Matt Yglesias riffed off of Harry Reid's statement that Bush is the worst President ever and challenged it rather lamely.
Mark Schmitt has posted a great response:
[W]hat makes Bush so disturbing is exactly the degree to which he is not at all like "run-of-the- mill, parties- alternate-in- power" conservative. It's recklessness, the corruption, the short-sightedness that characterizes this administration, not conservatism. I could live in a world where conservative restraint alternates in power with liberal over-ambition, reaching a dialectic of moderate social policy, as perhaps can be said to have occurred in some Western European countries, or in the U.S. in the 60s/70s/80s. But that's not what we have here.
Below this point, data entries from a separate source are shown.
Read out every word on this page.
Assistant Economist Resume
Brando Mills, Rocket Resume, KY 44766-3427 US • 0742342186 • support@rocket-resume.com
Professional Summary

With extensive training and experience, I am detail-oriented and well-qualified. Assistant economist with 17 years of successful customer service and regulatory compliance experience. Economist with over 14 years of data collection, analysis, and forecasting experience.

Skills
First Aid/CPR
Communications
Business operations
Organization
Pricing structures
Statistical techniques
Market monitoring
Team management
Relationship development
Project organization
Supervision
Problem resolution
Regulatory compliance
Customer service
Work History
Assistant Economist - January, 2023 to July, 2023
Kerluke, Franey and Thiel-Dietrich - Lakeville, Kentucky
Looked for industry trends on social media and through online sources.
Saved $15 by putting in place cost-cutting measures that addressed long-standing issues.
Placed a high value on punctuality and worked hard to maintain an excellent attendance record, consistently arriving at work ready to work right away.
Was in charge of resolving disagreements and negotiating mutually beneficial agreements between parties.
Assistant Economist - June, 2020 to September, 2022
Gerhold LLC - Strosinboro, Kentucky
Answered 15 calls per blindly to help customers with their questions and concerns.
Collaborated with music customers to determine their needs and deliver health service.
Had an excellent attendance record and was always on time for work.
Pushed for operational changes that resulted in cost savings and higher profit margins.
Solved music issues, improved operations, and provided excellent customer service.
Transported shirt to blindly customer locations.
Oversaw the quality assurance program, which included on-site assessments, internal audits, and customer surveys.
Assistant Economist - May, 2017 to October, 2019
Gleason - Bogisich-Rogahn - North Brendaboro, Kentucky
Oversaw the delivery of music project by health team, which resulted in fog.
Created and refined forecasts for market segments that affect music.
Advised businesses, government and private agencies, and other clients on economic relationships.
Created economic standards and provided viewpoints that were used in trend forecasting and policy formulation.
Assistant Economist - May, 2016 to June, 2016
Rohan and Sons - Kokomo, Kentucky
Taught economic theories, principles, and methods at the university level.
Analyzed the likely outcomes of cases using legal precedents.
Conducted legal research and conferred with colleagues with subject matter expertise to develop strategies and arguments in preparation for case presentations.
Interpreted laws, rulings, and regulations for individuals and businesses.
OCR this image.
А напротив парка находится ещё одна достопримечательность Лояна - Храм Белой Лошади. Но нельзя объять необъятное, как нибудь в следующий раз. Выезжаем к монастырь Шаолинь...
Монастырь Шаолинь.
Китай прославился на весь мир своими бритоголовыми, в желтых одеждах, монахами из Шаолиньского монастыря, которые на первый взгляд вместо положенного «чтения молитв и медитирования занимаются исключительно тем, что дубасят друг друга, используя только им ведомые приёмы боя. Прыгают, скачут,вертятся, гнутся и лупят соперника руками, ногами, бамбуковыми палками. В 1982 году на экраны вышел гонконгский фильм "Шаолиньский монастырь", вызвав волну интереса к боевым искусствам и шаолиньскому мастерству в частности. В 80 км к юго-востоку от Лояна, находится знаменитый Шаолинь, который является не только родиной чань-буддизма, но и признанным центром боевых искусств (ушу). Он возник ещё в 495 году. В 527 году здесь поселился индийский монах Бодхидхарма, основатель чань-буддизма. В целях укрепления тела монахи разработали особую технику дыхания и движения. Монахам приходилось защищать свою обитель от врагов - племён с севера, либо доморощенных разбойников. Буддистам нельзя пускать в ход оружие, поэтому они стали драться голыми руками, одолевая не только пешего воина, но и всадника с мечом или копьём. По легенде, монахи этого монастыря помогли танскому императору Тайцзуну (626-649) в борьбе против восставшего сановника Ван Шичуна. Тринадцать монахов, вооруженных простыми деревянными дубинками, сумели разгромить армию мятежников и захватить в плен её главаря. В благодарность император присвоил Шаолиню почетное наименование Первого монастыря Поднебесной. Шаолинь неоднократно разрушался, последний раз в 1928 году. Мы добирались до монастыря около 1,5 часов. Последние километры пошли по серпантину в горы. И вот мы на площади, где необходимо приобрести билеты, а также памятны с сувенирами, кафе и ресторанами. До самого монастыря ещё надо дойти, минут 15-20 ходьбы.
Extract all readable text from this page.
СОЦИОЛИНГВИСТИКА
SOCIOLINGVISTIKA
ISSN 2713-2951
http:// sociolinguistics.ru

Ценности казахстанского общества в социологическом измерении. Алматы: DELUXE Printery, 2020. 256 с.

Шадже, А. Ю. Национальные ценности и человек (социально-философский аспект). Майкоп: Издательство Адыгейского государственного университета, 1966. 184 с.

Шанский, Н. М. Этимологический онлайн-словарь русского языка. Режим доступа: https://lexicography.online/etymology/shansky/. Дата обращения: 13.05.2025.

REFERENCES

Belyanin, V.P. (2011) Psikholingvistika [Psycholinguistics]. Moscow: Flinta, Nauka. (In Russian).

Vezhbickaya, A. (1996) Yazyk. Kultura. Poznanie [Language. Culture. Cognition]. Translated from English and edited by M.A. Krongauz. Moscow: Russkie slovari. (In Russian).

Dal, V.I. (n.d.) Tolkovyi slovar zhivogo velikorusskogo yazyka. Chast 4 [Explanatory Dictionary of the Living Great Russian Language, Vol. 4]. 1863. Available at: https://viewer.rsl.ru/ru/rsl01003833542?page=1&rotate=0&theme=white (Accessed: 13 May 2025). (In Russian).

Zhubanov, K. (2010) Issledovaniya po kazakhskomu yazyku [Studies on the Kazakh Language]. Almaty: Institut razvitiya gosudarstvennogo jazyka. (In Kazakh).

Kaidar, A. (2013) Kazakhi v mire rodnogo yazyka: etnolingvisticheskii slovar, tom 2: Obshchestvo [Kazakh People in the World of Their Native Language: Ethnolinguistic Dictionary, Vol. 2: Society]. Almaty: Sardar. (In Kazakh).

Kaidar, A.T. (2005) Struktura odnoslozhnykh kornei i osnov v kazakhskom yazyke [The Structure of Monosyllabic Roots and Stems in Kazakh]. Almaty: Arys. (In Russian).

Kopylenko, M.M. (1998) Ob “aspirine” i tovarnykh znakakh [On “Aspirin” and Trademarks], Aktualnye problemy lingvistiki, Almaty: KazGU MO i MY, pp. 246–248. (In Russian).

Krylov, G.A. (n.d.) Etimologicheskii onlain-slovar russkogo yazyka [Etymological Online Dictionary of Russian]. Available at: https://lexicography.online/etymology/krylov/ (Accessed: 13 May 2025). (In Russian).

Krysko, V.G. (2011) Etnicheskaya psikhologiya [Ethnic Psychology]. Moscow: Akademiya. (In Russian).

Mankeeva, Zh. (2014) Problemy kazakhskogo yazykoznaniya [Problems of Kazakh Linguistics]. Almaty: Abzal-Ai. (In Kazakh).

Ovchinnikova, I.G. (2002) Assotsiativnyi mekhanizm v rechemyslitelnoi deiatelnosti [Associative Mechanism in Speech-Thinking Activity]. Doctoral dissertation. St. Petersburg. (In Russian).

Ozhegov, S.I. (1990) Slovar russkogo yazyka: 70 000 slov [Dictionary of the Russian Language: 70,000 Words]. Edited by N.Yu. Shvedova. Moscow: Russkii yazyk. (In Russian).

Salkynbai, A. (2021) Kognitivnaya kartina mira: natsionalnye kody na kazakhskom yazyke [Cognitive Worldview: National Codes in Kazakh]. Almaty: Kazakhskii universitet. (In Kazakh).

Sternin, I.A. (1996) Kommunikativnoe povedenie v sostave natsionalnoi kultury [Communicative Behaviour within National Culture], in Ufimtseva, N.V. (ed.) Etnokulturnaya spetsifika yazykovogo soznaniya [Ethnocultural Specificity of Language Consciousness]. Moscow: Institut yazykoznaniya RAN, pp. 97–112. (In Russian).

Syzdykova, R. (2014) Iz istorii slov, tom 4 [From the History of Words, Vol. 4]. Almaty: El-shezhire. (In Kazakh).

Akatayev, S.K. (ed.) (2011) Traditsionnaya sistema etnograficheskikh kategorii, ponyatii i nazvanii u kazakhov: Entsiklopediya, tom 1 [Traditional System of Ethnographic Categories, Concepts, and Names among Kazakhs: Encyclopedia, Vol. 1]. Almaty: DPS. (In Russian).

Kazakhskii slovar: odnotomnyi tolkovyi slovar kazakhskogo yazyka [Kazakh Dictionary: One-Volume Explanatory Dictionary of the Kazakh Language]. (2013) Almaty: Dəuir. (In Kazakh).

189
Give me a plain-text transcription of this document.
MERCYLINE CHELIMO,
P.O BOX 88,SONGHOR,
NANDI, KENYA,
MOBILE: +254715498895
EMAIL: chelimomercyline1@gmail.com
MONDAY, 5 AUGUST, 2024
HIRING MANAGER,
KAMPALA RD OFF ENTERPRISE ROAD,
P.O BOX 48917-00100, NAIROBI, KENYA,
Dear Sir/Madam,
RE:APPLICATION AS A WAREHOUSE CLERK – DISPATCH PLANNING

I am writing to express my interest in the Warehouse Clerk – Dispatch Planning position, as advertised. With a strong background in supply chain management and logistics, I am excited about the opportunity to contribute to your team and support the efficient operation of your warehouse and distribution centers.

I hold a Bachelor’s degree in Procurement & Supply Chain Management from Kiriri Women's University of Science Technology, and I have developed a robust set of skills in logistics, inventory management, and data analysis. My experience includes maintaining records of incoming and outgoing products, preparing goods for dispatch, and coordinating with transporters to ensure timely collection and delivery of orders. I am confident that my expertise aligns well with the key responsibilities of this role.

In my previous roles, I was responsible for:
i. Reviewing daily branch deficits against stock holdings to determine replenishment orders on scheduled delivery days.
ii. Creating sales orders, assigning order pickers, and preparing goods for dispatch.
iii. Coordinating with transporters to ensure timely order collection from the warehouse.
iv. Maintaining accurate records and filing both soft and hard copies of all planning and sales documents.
Bush "somewhat better than Ronald Reagan"? I don't think so. I have a certain - limited - respect for Reagan, some of it developed after his presidency. As a model for one kind of presidency - the person of a few strong principles who leaves implementation to others - he had an admirable sense of his own strengths and limits. His 1981 budget cuts were not devastating and while he cut taxes that year, he also increased them, massively, when things got tight in 1982 and then later moved the Tax Reform Act of 1986. He invaded countries, but manageable, symbolic ones. My defense of Reagan is limited - he was not a president I would vote for - but on the narrow question of whether he was worse than Bush 43, I cannot see the case for it.
Here's one aspect in which Bush is monumentally worse than Reagan, Nixon, or Bush 41: Talk to any senior career official in the Justice Department, EPA, Interior, HHS, etc., and they will tell you that through however many administrations they served under, they basically did their jobs as the law required them to do. They might have had conflicts with the White House, they might have lost big policy fights, but on the day to day questions of what cases to investigate or how to enforce existing law, they were free to do their jobs. That is manifestly not the case any more, with implications for science, civil rights, election law, and many other fields.
I was born when JFK was President, and for Cubans, the reflex is to revile JFK - for the Bay of Pigs of course. Indeed, when I am in a particularly wicked mood, I like to recount to my father my conferences with Senator Kennedy and tell him what a great Senator Kennedy is. It's funny. Any way, my take on the Presidents of my ifetime on the flip.
JFK - was a lot more conservative than Dems like to admit. Average President in my opinion. Fact is as a public man, Teddy Kennedy is clearly the most outstanding Kennedy of all. We don't know what Bobby Kennedy would have become, but JFK? Sorry, but he was a pretty damn timid politician in my opinion. LBJ did things JFK would never have done.
LBJ - Vietnam has doomed him for history, but on domestic policy one of the greatest Presidents of the 20th Century. Just one fact - he cut poverty in half! But Vietnam . . .
Nixon - A paranoid lying crook with no respect for the law. But other that, how did you like the play Mrs. Lincoln? Pretty well in fact. Nixon was a pretty liberal President on domestic policy. Certainly, he was not an incompetent.
Carter - Blasphemy - Carter was a bad President. Bad instincts. Bad decisions. Bad leadership. But incompetent? Not at all.
Reagan - Obviously a despicable man and President. A real divider on race. In that sense, worse than Bush. But in every other, as Schmitt points out, much superior to Bush.
Bush 41 - I have already opined that I think Bush 41 was a good President and his performance in Desert Storm superior. Would that his son was half the man the father was.
Clinton - A very good President - on NAFTA too (want to fight about it?) After 8 years, what was the condition of the country? What was our standing in the world? I rest my case.
Bush 43 - Is there anything left to say that has not been said already? A reckless, incompetent, stubborn idiot who surrounded himself with more reckless, incompetent, stubborn idiots. Hands down, by a country mile, the worst President of my lifetime.